En la era digital potenciada por las nuevas tecnologías, no existen los secretos. Armand planteó que, de hecho, esta libre circulación de la información halla sus fundamentos en el ideario ultraliberal, que se ha infiltrado en todas las áreas de nuestra sociedad. Mattelart nos advirtió que estamos expuestos, muy expuestos, a los actores que manejan esas tecnologías. A los actores que pueden moldear esas herramientas según sus intereses, utilizarlas según gusten y observarnos cuando les plazca. Si el usuario o la usuaria no paga por el producto (internet, redes sociales), entonces, el producto es él o ella. Nuestra información se come a mordiscos.

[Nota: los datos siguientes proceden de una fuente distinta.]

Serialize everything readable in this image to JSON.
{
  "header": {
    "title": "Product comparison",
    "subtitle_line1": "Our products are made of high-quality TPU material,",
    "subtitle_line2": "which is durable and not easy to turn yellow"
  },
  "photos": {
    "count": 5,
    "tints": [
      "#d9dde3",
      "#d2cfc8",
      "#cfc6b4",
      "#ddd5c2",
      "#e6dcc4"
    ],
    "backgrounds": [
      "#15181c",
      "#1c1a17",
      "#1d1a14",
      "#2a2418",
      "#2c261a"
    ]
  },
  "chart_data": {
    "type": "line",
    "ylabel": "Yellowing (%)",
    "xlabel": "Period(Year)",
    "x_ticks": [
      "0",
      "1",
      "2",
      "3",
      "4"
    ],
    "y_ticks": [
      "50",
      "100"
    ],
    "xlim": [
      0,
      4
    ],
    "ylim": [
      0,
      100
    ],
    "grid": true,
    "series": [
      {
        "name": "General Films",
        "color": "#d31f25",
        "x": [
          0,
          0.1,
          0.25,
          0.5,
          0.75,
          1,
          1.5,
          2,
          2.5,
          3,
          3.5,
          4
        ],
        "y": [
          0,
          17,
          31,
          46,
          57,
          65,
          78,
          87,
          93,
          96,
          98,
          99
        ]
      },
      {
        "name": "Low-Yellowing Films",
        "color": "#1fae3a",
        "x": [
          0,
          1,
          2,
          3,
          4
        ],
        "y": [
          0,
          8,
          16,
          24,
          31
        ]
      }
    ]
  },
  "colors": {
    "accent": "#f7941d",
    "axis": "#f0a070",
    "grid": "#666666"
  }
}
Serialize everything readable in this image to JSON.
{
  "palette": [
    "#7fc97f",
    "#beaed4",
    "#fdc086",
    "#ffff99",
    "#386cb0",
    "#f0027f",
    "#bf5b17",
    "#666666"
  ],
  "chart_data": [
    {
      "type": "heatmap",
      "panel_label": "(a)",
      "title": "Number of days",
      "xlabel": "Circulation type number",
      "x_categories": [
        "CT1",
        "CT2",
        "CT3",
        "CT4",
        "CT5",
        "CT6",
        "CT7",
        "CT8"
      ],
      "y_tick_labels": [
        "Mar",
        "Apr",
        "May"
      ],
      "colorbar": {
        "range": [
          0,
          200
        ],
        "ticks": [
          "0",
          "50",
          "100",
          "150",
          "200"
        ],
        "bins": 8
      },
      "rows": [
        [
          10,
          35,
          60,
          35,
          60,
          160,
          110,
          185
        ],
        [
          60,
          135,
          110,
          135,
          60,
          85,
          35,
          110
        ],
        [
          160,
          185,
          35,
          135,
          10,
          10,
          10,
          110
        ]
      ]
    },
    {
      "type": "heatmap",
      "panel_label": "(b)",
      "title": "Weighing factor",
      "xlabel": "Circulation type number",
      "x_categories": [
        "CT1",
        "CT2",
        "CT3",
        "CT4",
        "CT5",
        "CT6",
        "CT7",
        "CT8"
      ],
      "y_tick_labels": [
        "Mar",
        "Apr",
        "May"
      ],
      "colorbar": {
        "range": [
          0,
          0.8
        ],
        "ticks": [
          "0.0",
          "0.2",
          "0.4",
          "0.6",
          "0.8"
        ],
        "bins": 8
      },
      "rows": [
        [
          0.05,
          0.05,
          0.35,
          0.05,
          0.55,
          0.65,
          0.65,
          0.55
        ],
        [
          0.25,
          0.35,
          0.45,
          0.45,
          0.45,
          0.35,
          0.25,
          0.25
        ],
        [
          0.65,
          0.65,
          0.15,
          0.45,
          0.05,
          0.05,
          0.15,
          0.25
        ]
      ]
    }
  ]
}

¿Muy pesimista? Tal vez, pero Mattelart no lo fue.

Él tomó las pistas del presente y del pasado, y se atrevió a dar una idea sobre lo que se podría venir a futuro. Primero, dijo, hay que reconocer que vivimos en un mundo donde todavía existen democracias tangibles y reales. Eso no se puede negar. Mientras existan las democracias, existirá la manera de ir en contra de la lógica de poder que domina las tecnologías de la información. Además, a medida que avanzan los años, el sistema capitalista ha ido perdiendo su credibilidad, y algo está cambiando. Muchas personas ya no están dispuestas a basar sus vidas en la capacidad de producción y consumo que tienen, se sienten vacías. Y, si el orden hegemónico controla las tecnologías, entonces, “la revolución tendrá que suceder simultáneamente en las redes y en las plazas” (Mattelart, 2002).